Meet the man building an AI that mimics our neocortex – and could kill off neural networks
Palm founder Jeff Hawkins on his life's work
An absolutely crucial ingredient to AI
Time "is one hundred per cent crucial" to the creation of true artificial intelligence, Hawkins told us. "If you accept the fact intelligent machines are going to work on the principles of the neocortex, it is the entire thing, basically. The only way.
"The brain does two things: it does inference, which is recognizing patterns, and it does behavior, which is generating patterns or generating motor behavior.
"Ninety-nine percent of inference is time-based – language, audition, touch – it's all time-based. You can't understand touch without moving your hand. The order in which patterns occur is very important."
Numenta's approach relies on time. Its Cortical Learning Algorithm [white papers] amounts to an engine for processing streams of information, classifying them, learning to spot differences, and using time-based patterns to make predictions about the future.
As mentioned above, there are several efforts underway at companies like IBM and federal research agencies like DARPA to implement Hawkins' systems in custom processor chips, and these schemes all recognize the importance of Hawkins' reliance on time.
"What I found intriguing about [his approach] – time is not an afterthought. In all of these [other] things, time has been an afterthought," one well-placed source currently working on implementing Hawkins' ideas told us.
So far, Hawkins has used his system to make predictions of diverse phenomena such as hourly energy use and stock trading volumes, and to detect anomalies in data streams. Numenta's commercial product, Grok, detects anomalies in computer servers running on Amazon's cloud service.
Hawkins described to us one way to understand the power of this type of pattern recognition. "Imagine you are listening to a musician," he suggested. "After hearing her play for several days, you learn the kind of music she plays, how talented she is, how much she improvises, and how many mistakes she makes. Your brain learns her style, and then has expectations about what she will play and what it will sound like.
"As you continue to listen to her play, you will detect if her style changes, if the type of music she plays changes, or if she starts making more errors.

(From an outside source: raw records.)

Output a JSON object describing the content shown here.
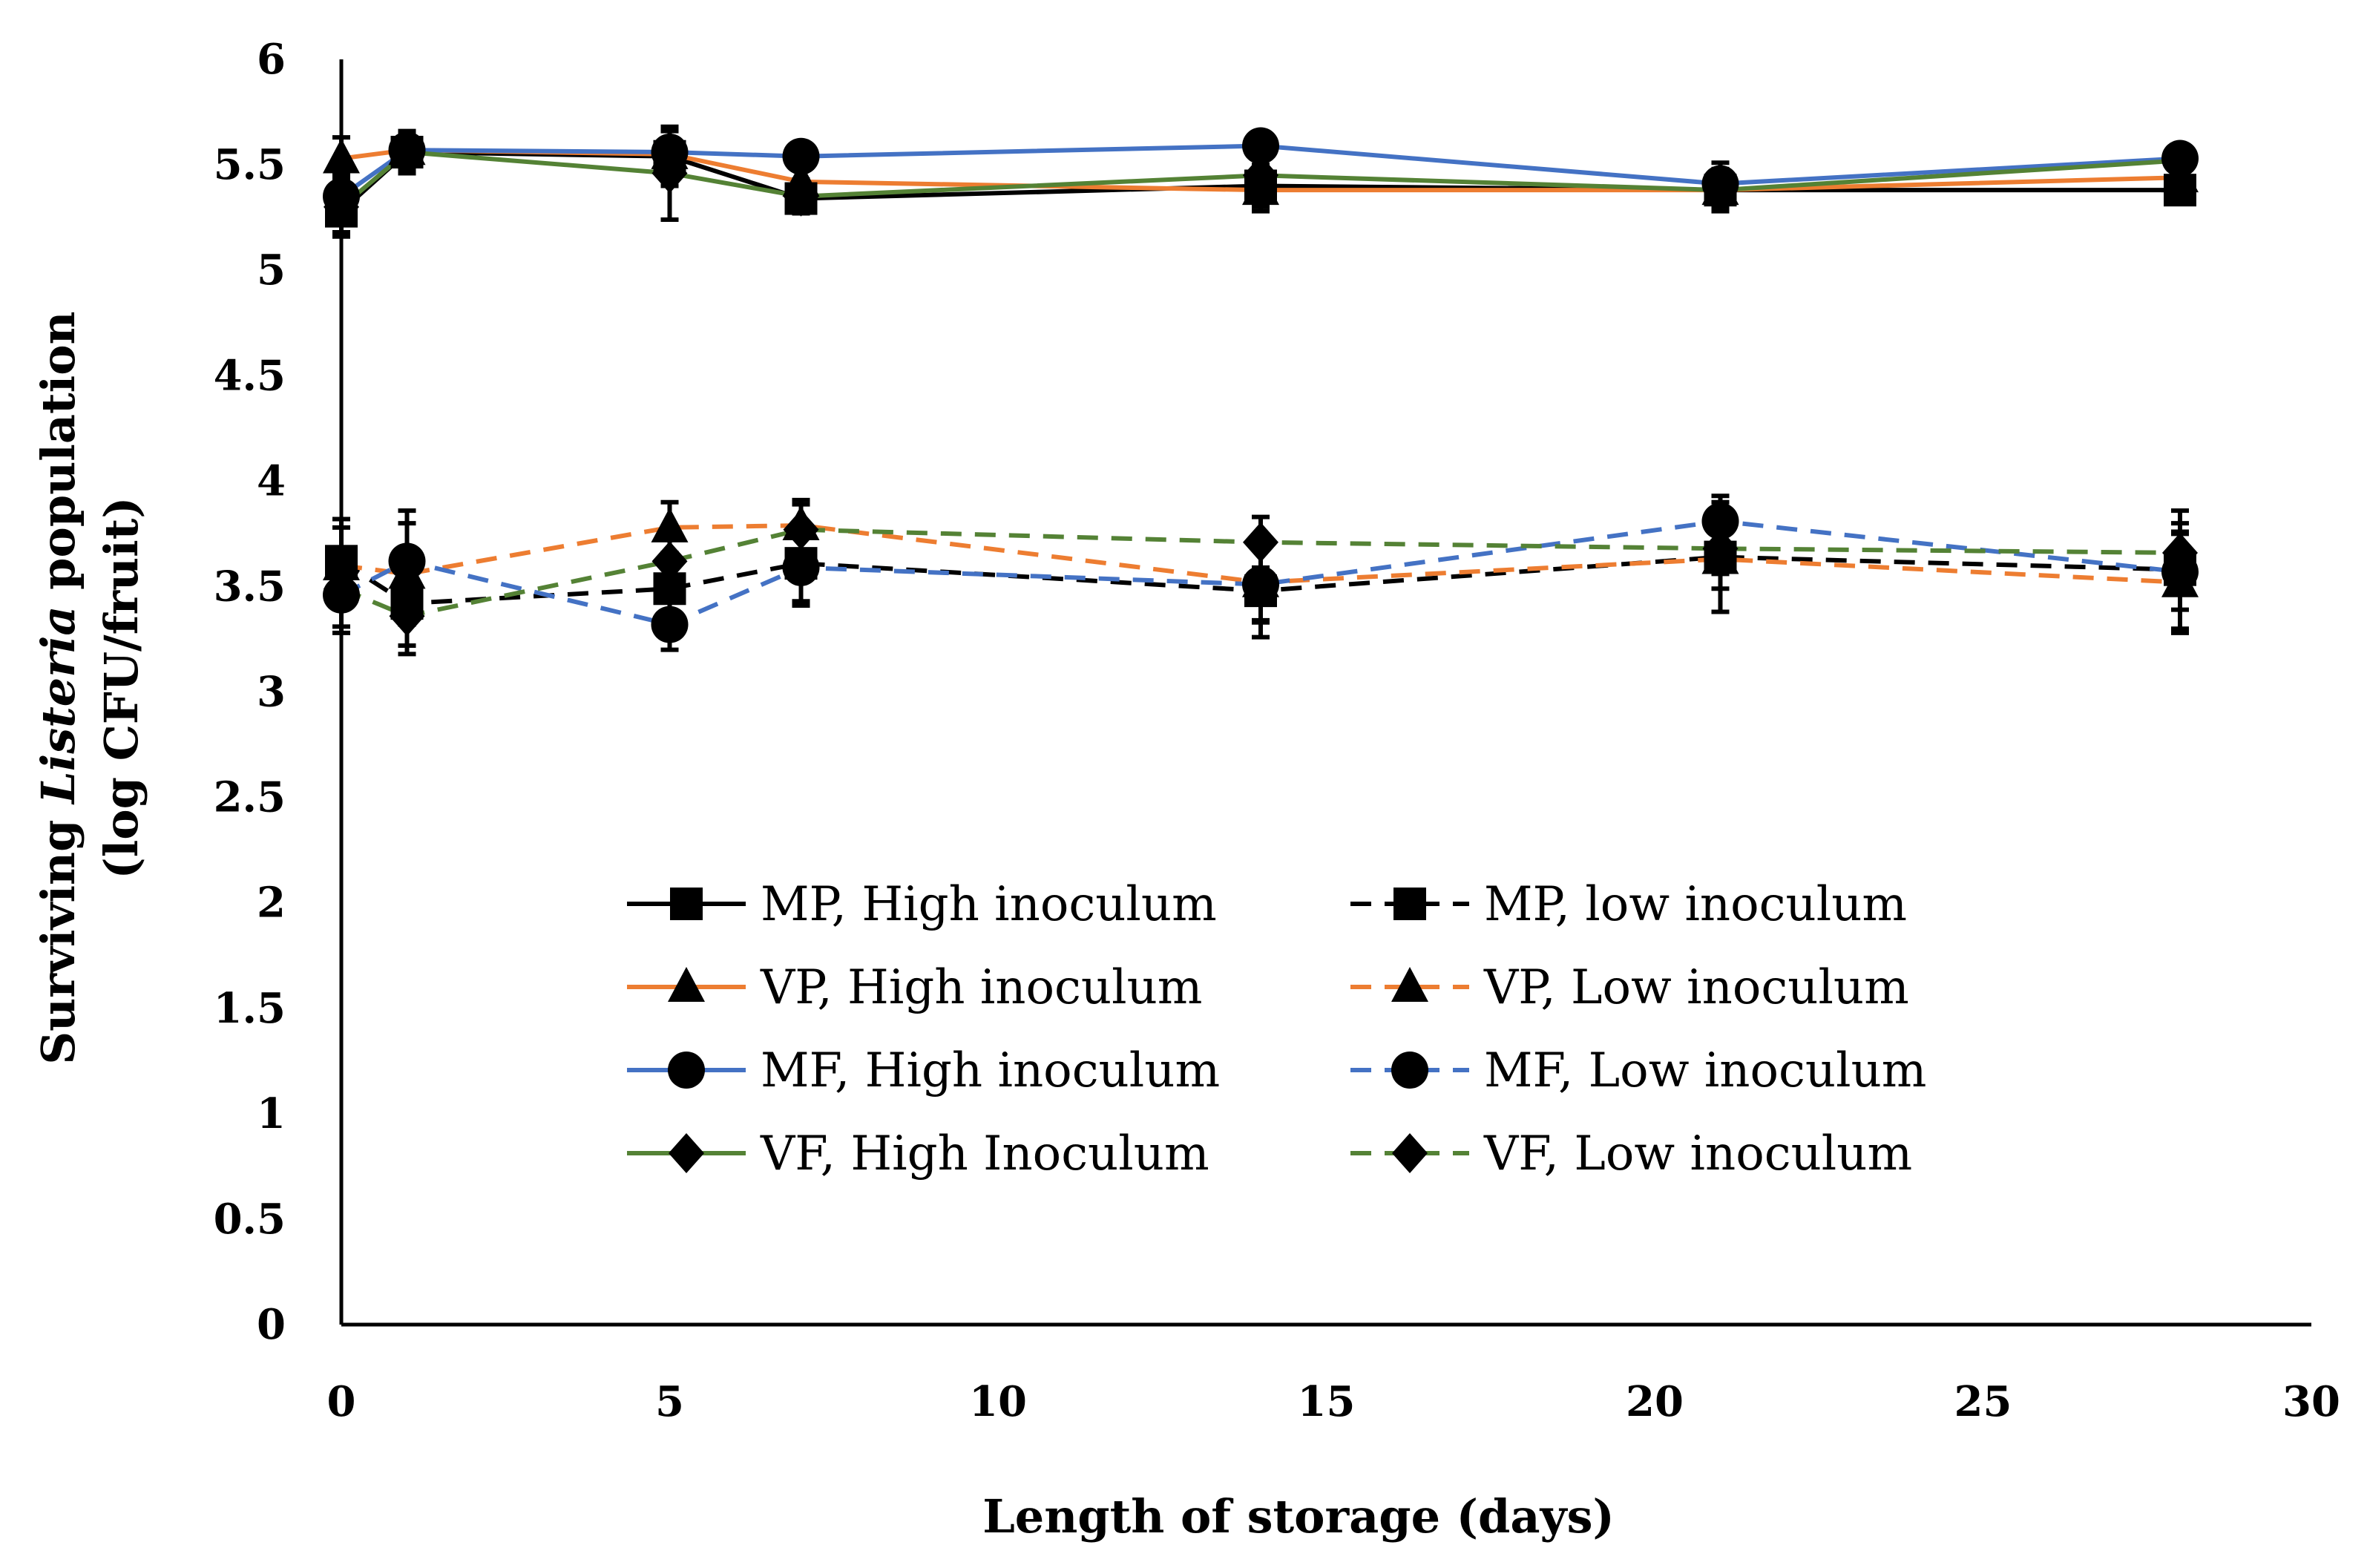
{
  "chart_data": {
    "type": "line",
    "title": "",
    "xlabel": "Length of storage (days)",
    "ylabel_line1_prefix": "Surviving ",
    "ylabel_line1_italic": "Listeria",
    "ylabel_line1_suffix": " population",
    "ylabel_line2": "(log CFU/fruit)",
    "xlim": [
      0,
      30
    ],
    "ylim": [
      0,
      6
    ],
    "x_ticks": [
      0,
      5,
      10,
      15,
      20,
      25,
      30
    ],
    "y_ticks": [
      0,
      0.5,
      1,
      1.5,
      2,
      2.5,
      3,
      3.5,
      4,
      4.5,
      5,
      5.5,
      6
    ],
    "x_tick_labels": [
      "0",
      "5",
      "10",
      "15",
      "20",
      "25",
      "30"
    ],
    "y_tick_labels": [
      "0",
      "0.5",
      "1",
      "1.5",
      "2",
      "2.5",
      "3",
      "3.5",
      "4",
      "4.5",
      "5",
      "5.5",
      "6"
    ],
    "grid": false,
    "legend_position": "lower-center",
    "x": [
      0,
      1,
      5,
      7,
      14,
      21,
      28
    ],
    "series": [
      {
        "name": "MP, High inoculum",
        "color": "#000000",
        "dash": false,
        "marker": "square",
        "values": [
          5.28,
          5.56,
          5.54,
          5.34,
          5.4,
          5.38,
          5.38
        ],
        "error": [
          0.12,
          0.1,
          0.14,
          0.06,
          0.1,
          0.08,
          0.04
        ]
      },
      {
        "name": "VP, High inoculum",
        "color": "#ED7D31",
        "dash": false,
        "marker": "triangle",
        "values": [
          5.53,
          5.57,
          5.55,
          5.42,
          5.38,
          5.38,
          5.44
        ],
        "error": [
          0.1,
          0.08,
          0.12,
          0.06,
          0.1,
          0.08,
          0.06
        ]
      },
      {
        "name": "MF, High inoculum",
        "color": "#4472C4",
        "dash": false,
        "marker": "circle",
        "values": [
          5.35,
          5.57,
          5.56,
          5.54,
          5.59,
          5.41,
          5.53
        ],
        "error": [
          0.1,
          0.06,
          0.1,
          0.04,
          0.04,
          0.1,
          0.06
        ]
      },
      {
        "name": "VF, High Inoculum",
        "color": "#548235",
        "dash": false,
        "marker": "diamond",
        "values": [
          5.3,
          5.56,
          5.46,
          5.35,
          5.45,
          5.38,
          5.52
        ],
        "error": [
          0.12,
          0.08,
          0.22,
          0.08,
          0.14,
          0.1,
          0.06
        ]
      },
      {
        "name": "MP, low inoculum",
        "color": "#000000",
        "dash": true,
        "marker": "square",
        "values": [
          3.62,
          3.42,
          3.49,
          3.61,
          3.48,
          3.64,
          3.58
        ],
        "error": [
          0.2,
          0.2,
          0.14,
          0.18,
          0.22,
          0.26,
          0.28
        ]
      },
      {
        "name": "VP, Low inoculum",
        "color": "#ED7D31",
        "dash": true,
        "marker": "triangle",
        "values": [
          3.6,
          3.56,
          3.78,
          3.79,
          3.52,
          3.63,
          3.52
        ],
        "error": [
          0.18,
          0.24,
          0.12,
          0.12,
          0.18,
          0.14,
          0.24
        ]
      },
      {
        "name": "MF, Low inoculum",
        "color": "#4472C4",
        "dash": true,
        "marker": "circle",
        "values": [
          3.46,
          3.62,
          3.32,
          3.59,
          3.51,
          3.81,
          3.57
        ],
        "error": [
          0.18,
          0.24,
          0.12,
          0.18,
          0.18,
          0.12,
          0.18
        ]
      },
      {
        "name": "VF, Low inoculum",
        "color": "#548235",
        "dash": true,
        "marker": "diamond",
        "values": [
          3.49,
          3.36,
          3.62,
          3.77,
          3.71,
          3.68,
          3.66
        ],
        "error": [
          0.18,
          0.18,
          0.14,
          0.12,
          0.12,
          0.12,
          0.14
        ]
      }
    ]
  }
}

The same kind of patterns exist in machine-generated data, and Grok will detect changes."
Here again the wider AI community appears to be dovetailing into Hawkins' ideas: one of Prof Ng's former Stanford students Honglak Lee published the paper A classification-based polyphonic piano transcription approach using learned feature representations in 2011. However, the implementation of this classification engine differs from the CLA approach.
How to memorize information like the human brain
Part of the reason why Hawkins' technology is not more widely known is because, for current uses, it is hard to demonstrate a vast lead over rival approaches. For all of Hawkins' belief in the tech, it is difficult to demonstrate a convincing killer application for it that other approaches can't do. The point, Hawkins said, is that the CLA's internal structure gets rid of some of the stumbling blocks that will eventually trip up rival algorithms in the future.
One of those stumbling blocks is the appreciation of time, as mentioned above. Hawkins believes his CLA's implicit dependence on processing events as and when they happen means that it will become the dominant AI system over its competitors.
In Hawkins' model, input signals from sensors are fed through a hierarchy of neurons at high speed; each level refines the incoming data into patterns that the next level above can process until the system develops a stable representation of whatever is producing those input signals. From there it can build up a general understanding of the world around it, and reliably predict what will happen next when it receives fresh stimuli.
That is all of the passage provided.